Transferable Framework for Domain-Specific LLM Adaptation
The authors demonstrate the effectiveness of BD-FDG as a transferable framework for domain-specific LLM adaptation, which has significant implications for the application of LLMs in complex engineering domains.
Quantifiable Performance Improvements
The results demonstrate significant improvements in performance on SSA-specific tasks, providing a clear indication of the framework's effectiveness.
Demerits
Limited Dataset Size
The dataset of approximately 230K samples may be relatively small compared to other domains, which could impact the robustness of the results.
Dependence on Specific LLM Model
The results are dependent on the specific LLM model used (Qwen3-8B), which may limit the generalizability of the findings.
Limited Exploration of Alternative Frameworks
The article primarily focuses on the BD-FDG framework, and it would be beneficial to explore alternative frameworks and their performance in domain-specific LLM adaptation.
Expert Commentary
The article presents a novel and effective framework for domain adaptation of LLMs to complex engineering domains.
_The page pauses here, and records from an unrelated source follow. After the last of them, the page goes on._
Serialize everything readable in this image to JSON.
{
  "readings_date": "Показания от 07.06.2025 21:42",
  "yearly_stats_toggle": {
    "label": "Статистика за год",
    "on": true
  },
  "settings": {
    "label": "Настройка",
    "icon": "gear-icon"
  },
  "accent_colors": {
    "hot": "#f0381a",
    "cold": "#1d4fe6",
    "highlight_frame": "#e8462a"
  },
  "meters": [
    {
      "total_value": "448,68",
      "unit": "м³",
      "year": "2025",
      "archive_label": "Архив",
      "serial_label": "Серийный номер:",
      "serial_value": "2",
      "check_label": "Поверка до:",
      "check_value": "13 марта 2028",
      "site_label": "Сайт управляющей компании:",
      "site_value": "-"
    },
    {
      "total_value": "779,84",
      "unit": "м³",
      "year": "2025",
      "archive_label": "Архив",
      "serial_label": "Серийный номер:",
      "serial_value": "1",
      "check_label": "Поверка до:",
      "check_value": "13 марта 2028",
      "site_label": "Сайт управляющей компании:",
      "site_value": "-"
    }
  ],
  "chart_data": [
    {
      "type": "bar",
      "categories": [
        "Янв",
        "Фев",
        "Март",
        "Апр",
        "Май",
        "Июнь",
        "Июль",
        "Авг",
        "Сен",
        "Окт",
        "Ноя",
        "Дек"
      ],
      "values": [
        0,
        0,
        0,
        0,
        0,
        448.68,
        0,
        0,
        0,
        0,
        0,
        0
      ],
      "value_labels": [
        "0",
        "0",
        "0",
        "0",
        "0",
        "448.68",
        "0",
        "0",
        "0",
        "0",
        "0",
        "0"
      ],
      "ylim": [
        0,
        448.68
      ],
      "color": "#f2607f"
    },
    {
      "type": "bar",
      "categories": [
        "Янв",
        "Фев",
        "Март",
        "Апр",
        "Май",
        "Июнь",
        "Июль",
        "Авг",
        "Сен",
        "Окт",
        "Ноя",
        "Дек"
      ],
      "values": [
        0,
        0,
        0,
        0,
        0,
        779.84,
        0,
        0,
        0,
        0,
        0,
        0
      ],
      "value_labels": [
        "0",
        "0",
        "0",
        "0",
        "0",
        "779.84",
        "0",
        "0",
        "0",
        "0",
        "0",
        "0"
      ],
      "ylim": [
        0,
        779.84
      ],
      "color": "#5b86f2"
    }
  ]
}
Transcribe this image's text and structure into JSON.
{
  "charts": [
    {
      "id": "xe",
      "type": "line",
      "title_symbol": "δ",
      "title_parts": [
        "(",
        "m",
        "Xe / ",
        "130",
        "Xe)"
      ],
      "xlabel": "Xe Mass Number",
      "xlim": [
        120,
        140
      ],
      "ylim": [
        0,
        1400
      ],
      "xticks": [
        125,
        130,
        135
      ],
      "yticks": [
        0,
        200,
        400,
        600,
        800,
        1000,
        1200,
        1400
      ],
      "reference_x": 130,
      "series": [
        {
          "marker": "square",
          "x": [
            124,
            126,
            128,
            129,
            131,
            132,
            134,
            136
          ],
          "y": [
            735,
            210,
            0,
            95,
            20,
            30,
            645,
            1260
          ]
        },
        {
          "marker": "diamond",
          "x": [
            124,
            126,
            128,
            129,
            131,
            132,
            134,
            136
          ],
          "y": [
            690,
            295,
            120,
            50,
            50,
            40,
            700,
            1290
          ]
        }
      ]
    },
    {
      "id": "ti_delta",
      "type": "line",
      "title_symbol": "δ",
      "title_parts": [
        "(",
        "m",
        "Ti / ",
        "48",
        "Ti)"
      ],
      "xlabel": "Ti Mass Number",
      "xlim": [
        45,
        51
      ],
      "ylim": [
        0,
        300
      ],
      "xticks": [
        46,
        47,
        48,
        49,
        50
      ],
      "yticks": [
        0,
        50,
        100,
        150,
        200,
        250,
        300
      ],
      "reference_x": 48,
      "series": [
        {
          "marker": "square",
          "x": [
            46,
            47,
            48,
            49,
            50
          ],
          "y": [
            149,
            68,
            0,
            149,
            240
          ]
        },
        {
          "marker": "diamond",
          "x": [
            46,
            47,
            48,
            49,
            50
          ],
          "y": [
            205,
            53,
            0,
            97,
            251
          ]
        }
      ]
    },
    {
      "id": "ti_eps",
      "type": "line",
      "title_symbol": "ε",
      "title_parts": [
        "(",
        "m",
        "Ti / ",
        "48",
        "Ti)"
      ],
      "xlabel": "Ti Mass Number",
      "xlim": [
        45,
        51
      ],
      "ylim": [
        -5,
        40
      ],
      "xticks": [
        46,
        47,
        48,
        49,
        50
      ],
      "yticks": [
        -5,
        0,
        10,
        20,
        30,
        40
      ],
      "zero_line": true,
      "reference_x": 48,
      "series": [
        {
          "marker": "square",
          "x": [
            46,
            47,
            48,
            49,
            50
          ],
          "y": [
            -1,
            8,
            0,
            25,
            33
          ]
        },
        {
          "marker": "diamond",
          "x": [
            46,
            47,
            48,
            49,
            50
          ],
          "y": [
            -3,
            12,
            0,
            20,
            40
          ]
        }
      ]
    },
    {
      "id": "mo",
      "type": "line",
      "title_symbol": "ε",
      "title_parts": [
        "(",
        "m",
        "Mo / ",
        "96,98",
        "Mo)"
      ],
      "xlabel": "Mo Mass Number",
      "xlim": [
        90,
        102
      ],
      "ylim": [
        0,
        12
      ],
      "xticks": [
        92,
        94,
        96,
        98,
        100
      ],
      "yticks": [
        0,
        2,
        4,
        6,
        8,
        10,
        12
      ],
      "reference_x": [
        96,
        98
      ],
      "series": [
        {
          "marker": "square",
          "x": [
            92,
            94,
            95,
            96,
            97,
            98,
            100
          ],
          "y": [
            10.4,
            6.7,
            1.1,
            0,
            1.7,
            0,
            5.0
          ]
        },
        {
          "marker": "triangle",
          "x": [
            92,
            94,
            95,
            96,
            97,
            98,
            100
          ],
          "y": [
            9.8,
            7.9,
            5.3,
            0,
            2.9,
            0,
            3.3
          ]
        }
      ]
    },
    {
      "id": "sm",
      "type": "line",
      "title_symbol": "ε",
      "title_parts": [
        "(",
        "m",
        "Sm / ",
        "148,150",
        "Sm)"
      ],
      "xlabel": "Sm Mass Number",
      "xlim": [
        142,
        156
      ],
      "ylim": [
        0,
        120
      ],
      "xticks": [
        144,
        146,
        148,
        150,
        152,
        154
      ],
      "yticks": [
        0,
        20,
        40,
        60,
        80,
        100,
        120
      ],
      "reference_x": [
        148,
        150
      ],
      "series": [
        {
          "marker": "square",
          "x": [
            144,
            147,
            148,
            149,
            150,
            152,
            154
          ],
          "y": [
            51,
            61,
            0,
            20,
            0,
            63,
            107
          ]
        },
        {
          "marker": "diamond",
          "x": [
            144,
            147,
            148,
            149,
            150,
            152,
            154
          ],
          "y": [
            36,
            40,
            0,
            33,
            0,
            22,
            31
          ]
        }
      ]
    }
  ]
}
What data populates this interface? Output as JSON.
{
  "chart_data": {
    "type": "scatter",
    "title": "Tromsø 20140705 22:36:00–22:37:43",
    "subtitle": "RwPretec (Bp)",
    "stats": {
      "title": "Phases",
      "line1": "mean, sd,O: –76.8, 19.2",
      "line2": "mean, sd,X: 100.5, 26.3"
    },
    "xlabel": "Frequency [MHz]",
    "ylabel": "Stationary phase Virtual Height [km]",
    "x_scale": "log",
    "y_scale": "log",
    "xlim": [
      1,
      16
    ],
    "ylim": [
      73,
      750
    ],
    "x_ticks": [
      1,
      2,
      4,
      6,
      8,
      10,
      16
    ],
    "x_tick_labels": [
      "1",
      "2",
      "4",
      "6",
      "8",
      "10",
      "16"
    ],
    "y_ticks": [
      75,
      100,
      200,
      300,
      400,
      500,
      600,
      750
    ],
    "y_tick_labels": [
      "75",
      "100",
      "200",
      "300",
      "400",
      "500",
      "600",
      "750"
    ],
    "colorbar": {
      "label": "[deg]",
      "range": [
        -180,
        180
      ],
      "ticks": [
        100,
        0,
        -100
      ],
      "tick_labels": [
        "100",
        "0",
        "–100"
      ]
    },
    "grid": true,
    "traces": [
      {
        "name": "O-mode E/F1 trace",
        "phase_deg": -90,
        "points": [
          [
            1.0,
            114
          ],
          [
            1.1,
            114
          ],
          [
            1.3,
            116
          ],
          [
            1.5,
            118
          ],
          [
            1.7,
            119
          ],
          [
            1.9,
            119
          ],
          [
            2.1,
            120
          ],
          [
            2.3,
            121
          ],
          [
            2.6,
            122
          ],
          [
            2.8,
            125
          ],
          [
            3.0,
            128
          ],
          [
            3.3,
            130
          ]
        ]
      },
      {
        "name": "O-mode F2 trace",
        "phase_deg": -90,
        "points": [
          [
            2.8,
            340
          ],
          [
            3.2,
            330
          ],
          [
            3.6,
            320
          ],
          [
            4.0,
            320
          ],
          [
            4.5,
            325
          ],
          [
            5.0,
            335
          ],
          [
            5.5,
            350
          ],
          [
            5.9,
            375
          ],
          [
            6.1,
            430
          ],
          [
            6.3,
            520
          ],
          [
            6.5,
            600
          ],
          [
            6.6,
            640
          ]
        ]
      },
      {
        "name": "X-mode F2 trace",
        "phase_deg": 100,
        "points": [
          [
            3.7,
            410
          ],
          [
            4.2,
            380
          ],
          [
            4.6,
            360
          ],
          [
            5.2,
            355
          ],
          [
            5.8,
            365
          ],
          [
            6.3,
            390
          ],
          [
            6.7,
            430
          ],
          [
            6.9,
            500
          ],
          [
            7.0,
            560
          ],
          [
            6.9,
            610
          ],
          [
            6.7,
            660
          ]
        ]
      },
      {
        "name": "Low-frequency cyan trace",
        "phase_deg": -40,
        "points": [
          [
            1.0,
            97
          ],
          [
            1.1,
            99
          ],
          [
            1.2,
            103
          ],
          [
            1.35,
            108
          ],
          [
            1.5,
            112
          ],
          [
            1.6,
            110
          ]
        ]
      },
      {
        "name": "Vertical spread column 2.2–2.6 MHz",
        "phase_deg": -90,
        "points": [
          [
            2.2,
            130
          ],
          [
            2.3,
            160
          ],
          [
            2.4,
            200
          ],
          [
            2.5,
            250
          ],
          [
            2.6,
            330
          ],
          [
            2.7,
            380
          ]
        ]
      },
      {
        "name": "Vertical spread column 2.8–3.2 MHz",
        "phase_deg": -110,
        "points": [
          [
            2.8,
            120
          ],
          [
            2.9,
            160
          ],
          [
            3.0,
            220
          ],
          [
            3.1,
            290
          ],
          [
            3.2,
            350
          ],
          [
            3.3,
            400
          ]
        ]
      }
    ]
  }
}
The use of cognitive layering and structured knowledge organization addresses the challenges of domain-specific tasks and provides a clear methodology for the construction of high-quality datasets. The results demonstrate the effectiveness of the framework, and the transferable nature of the framework has significant implications for the application of LLMs in other domains. However, the limited dataset size and dependence on specific LLM models are notable limitations. Overall, this article is a significant contribution to the field and has far-reaching implications for the application of LLMs in complex engineering domains.
Recommendations
- ✓ Future research should explore the application of the BD-FDG framework in other domains and the extension of the framework to accommodate more complex tasks and datasets.
- ✓ The development of more robust and generalizable methodologies for domain adaptation is crucial for the effective application of LLMs in complex engineering domains.